In discovery, Jingoli is seeking information “related to how insurance underwriters set up the OCIP program and the underlying basis for OCIP,” attorneys for Holtec said in a court filing this month. Holtec said “a number” of underwriters or carriers were used in providing quotes, and that it anticipates the case will involve more than 20 depositions.

Jingoli has been involved in major construction projects on both sides of the Delaware River, including the Stockton University and South Jersey Industries campus in Atlantic City and the Pennsylvania Convention Center in Philadelphia. CEO Joseph Jingoli Jr. is an owner of Atlantic City’s Hard Rock Hotel & Casino.

Jingoli’s online project portfolio lists the Kipp Cooper Norcross Academy, a charter school, and the Cooper Medical School of Rowan University.

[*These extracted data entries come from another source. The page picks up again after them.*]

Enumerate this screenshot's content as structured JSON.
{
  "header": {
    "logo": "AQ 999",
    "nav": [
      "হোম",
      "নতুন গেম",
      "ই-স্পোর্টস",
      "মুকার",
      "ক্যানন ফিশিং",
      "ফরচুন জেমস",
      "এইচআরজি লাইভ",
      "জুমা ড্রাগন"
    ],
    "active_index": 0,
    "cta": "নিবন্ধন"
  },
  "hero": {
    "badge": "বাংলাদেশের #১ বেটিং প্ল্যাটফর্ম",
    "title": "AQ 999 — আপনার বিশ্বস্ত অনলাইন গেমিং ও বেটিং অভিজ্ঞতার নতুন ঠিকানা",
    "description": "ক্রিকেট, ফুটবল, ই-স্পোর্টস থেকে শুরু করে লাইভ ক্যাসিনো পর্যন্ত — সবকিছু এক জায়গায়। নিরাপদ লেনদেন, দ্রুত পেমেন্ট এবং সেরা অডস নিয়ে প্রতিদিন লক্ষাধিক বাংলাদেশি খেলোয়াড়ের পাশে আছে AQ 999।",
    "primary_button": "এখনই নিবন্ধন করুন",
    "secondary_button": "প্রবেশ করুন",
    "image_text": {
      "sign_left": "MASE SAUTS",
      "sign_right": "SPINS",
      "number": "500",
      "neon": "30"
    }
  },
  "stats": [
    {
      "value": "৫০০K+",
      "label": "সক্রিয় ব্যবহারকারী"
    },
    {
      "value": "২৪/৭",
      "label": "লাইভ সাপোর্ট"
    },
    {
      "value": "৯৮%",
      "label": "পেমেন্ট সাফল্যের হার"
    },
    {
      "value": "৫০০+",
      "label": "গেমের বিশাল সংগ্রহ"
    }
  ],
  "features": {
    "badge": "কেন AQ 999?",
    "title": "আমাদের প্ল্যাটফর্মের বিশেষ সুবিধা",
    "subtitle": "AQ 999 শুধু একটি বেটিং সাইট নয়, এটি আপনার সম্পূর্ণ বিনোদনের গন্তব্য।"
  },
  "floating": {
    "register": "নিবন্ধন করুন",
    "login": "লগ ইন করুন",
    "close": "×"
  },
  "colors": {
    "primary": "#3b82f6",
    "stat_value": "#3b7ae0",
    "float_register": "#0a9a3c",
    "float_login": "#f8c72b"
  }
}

Norcross is the chairman of the board of trustees for Cooper Health System.

And Conner Strong has provided insurance services to Jingoli, according to materials on the brokerage’s website.

“The fact that there are power players involved in both the development and the insurance side of this, doesn’t at the outset strike me as all that odd,” said Seton Hall University political science professor Matthew Hale. “Independent of the politics,” he added, “you have a lot of potential for litigation over new development. The power players, by nature, are just the ones involved in a lot of these different developments.”

The story was updated with more comment from a Conner Strong spokesperson on the firm’s revenue.